London’s airspace is already among the most crowded in Europe, with at least 20 “airprox incidents” (near-misses) in the past year. A third runway at Heathrow would add an extra 230,000 flights a year to the skies over the capital, up from 473,000 in 2006-7. Changes to flightpaths announced last week would not solve the broader capacity problem, NATS says.
On the ground, BAA has been accused of exaggerating the overcrowding at Heathrow’s terminals to make the need for a sixth terminal and third runway seem more pressing. The company is claiming that Heathrow, which handles 67m passengers a year, is an airport “designed for 45m passengers a year”. In 2006, before a third runway was proposed, BAA claimed that Heathrow was an airport “designed for 55m passengers a year”.
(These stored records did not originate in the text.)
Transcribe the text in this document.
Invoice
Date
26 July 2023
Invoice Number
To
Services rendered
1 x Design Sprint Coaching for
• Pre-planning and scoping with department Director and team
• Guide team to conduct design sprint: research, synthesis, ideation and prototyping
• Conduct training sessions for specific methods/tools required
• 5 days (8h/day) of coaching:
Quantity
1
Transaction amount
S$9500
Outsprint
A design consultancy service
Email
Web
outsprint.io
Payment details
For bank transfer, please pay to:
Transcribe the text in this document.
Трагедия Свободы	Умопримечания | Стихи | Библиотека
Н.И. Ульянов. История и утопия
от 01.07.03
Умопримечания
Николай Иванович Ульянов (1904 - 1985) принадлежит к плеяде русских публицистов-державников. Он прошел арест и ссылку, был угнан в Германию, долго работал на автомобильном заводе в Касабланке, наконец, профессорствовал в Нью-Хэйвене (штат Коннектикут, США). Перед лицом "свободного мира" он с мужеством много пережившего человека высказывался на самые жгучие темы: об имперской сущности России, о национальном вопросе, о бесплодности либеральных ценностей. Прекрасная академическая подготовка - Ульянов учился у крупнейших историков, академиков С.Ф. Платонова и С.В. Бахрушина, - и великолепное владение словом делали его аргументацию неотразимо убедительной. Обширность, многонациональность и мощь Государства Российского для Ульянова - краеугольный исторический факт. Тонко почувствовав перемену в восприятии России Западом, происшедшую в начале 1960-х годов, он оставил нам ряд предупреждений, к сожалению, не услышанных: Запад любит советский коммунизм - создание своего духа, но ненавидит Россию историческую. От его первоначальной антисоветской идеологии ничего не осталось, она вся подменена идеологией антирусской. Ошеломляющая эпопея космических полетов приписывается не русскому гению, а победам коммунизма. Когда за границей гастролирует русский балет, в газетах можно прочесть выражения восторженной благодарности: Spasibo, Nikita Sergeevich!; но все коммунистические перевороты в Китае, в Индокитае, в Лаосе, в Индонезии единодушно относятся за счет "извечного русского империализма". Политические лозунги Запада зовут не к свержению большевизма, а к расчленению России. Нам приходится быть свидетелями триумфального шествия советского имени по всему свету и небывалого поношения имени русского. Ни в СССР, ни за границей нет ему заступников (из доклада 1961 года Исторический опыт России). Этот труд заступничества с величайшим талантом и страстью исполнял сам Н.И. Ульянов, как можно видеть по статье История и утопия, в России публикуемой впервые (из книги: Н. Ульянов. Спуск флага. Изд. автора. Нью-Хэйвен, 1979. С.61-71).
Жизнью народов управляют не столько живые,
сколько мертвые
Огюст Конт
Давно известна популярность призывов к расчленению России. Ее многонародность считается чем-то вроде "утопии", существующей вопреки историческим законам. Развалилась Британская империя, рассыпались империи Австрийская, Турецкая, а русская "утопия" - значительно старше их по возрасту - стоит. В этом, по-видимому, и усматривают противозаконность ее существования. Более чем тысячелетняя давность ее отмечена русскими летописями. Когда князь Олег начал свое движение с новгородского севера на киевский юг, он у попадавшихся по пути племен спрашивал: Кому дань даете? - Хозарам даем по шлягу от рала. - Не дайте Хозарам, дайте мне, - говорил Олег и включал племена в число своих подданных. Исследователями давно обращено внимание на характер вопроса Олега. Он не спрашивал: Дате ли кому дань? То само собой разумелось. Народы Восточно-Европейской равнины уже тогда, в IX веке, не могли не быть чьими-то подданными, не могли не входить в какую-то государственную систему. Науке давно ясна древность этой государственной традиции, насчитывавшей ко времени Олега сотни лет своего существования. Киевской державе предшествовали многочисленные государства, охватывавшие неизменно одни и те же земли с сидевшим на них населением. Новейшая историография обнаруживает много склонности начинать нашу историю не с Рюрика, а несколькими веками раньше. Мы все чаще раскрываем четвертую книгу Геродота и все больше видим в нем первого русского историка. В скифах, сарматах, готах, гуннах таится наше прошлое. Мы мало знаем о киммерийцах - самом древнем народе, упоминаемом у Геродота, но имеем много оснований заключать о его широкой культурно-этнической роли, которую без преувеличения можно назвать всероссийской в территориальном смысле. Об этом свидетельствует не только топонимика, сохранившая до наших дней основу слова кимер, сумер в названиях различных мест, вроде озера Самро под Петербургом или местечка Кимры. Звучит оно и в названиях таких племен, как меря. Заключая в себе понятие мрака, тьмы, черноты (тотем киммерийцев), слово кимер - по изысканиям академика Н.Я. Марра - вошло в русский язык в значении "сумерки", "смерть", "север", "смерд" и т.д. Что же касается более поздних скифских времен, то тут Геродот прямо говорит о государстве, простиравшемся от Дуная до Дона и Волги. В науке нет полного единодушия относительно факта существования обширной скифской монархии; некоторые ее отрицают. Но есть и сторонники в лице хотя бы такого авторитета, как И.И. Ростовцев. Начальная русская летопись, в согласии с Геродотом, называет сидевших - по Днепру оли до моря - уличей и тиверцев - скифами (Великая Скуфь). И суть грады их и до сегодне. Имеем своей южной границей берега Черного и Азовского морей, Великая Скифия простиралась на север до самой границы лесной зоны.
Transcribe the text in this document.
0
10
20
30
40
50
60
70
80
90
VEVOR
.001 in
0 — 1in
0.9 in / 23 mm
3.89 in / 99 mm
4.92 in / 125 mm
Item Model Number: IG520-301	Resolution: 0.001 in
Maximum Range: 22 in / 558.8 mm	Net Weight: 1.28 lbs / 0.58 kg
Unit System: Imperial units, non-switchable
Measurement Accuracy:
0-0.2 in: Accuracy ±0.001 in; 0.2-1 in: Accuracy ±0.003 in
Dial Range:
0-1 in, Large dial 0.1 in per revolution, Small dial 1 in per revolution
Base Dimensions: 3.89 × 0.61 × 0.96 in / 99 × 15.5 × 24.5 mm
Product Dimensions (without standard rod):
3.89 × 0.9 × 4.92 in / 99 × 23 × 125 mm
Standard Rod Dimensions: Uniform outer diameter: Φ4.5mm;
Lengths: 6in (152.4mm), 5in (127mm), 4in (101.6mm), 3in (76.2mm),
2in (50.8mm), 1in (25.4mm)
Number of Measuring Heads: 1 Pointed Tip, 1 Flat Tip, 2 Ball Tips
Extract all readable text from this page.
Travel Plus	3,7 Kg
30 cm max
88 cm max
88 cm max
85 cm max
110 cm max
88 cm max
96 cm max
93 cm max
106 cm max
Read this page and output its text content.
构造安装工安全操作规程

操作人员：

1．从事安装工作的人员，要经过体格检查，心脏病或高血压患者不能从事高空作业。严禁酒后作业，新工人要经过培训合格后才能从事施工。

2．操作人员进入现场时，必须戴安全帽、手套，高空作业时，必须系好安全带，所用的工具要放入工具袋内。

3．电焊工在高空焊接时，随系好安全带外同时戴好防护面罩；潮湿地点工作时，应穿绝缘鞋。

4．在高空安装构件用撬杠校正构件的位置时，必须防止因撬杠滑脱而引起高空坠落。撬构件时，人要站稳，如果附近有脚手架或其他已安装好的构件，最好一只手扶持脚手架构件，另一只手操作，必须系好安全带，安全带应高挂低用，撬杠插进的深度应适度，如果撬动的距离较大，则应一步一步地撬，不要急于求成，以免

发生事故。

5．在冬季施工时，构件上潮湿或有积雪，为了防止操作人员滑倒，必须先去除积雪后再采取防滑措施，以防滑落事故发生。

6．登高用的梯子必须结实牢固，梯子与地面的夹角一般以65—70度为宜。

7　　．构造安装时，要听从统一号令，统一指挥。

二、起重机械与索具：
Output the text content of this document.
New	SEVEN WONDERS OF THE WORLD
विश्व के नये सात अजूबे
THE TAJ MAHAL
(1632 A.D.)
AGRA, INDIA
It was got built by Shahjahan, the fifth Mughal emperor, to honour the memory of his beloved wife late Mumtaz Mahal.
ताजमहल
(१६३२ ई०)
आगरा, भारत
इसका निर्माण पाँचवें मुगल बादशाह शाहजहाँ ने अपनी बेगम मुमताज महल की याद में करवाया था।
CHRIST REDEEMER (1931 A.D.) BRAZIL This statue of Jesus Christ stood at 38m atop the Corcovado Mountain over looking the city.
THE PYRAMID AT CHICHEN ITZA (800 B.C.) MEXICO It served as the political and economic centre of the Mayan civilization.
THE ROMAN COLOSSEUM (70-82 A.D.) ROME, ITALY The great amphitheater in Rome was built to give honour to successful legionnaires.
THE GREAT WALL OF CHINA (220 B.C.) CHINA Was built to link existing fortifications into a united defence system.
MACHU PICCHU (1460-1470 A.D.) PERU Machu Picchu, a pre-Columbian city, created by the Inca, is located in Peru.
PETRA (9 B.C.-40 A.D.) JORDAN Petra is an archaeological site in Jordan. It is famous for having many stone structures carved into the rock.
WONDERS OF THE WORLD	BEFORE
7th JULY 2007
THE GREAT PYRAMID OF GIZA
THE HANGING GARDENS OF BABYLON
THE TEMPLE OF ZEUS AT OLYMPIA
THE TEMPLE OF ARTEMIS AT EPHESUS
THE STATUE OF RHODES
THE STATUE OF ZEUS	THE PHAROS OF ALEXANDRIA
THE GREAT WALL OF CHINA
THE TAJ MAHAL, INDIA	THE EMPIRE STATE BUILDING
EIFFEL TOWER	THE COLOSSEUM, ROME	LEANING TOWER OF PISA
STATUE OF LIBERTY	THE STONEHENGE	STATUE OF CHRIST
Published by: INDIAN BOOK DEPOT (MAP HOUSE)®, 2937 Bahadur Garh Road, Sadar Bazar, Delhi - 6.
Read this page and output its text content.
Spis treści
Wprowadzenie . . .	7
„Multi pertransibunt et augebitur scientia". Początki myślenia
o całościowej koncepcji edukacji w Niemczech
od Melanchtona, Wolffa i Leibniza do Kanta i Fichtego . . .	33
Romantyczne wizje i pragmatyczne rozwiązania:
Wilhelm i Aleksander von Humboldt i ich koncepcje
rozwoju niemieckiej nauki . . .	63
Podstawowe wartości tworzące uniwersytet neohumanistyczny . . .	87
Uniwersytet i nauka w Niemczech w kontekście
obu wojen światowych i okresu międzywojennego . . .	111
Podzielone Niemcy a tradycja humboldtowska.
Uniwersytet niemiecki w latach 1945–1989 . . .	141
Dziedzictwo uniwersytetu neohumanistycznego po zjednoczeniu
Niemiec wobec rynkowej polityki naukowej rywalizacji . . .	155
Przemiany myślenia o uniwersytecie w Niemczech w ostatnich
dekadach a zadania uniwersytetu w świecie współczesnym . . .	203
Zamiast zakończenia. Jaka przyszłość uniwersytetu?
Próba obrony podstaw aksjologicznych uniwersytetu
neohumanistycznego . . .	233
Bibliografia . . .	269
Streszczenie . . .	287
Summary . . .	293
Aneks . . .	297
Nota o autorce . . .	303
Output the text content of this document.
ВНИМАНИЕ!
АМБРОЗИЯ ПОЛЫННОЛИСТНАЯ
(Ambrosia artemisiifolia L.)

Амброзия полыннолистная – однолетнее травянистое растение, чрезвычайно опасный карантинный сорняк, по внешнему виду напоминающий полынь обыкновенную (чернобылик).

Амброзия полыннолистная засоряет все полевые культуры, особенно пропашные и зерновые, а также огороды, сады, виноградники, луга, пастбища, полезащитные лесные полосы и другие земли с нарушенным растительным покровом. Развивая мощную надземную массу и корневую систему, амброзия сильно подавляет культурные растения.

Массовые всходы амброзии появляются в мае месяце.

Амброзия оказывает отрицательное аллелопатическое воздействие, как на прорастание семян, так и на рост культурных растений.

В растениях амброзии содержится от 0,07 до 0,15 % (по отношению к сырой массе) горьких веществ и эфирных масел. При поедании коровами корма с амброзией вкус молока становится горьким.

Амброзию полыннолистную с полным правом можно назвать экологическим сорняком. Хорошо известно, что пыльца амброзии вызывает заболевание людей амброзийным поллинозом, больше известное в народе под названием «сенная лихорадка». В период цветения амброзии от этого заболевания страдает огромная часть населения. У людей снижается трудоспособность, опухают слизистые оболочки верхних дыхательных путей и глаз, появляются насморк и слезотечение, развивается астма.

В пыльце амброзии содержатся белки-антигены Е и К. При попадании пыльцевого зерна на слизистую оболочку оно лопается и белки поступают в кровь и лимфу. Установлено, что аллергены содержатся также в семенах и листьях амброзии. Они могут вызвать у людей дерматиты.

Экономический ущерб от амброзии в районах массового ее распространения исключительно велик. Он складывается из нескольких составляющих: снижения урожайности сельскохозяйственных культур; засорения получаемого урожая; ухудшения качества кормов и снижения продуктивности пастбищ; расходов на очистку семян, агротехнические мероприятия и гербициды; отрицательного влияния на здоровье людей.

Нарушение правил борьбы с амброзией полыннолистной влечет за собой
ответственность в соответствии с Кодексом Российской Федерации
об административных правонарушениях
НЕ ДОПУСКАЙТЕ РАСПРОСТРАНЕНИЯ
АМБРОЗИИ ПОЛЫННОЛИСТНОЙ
Further allegations of statistical manipulation against BAA are made by some of Heathrow’s leading airlines in a series of confidential letters obtained by Dispatches. Under the company’s “quality of service monitor”, a passenger survey, a new car park at terminal 3 was rated as the best in any of BAA’s London airports.
In fact, according to a letter from Virgin Atlantic, the car park is a “disaster” which is at “virtual gridlock” for much of the day. Virgin says this is an example of how BAA’s surveys are “being manipulated to distort the actual results” or are “failing to measure the real world”.
In BAA’s surveys, passengers are asked to rank facilities from 1 (very poor) to 5 (excellent). Heathrow, regularly named among the worst airports in the world in independent surveys, scored an average of 4 (good) in the BAA surveys for 2006, the worst year in its history.
Even at the height of the security meltdown caused by the “liquid bomb” plot of 2006, the BAA survey reported that passenger satisfaction with security queueing fell just 0.1 points, from 3.7 to 3.6, still close to a “good” rating.
On service quality, data collected for the current Competition Commission inquiry into BAA show further apparent discrepancies between BAA’s claimed performance statistics and the true position.
In a submission to the commission, the BMI airline accuses BAA of rigging the survey results, saying: “Our anecdotal evidence suggests that queueing times have exceeded the 10-minute standard throughout the past five years, despite the measurement process by BAA indicating otherwise.” BAA said the CAA report’s complaints about its queue measurement methods were “incorrect” and that it did measure from the back of the queue. It added that its surveys were a fair reflection of what passengers told it. “Airports around the world have adopted the same [surveying] system as us,” it said. “By any measure our performance has improved considerably in the past year.”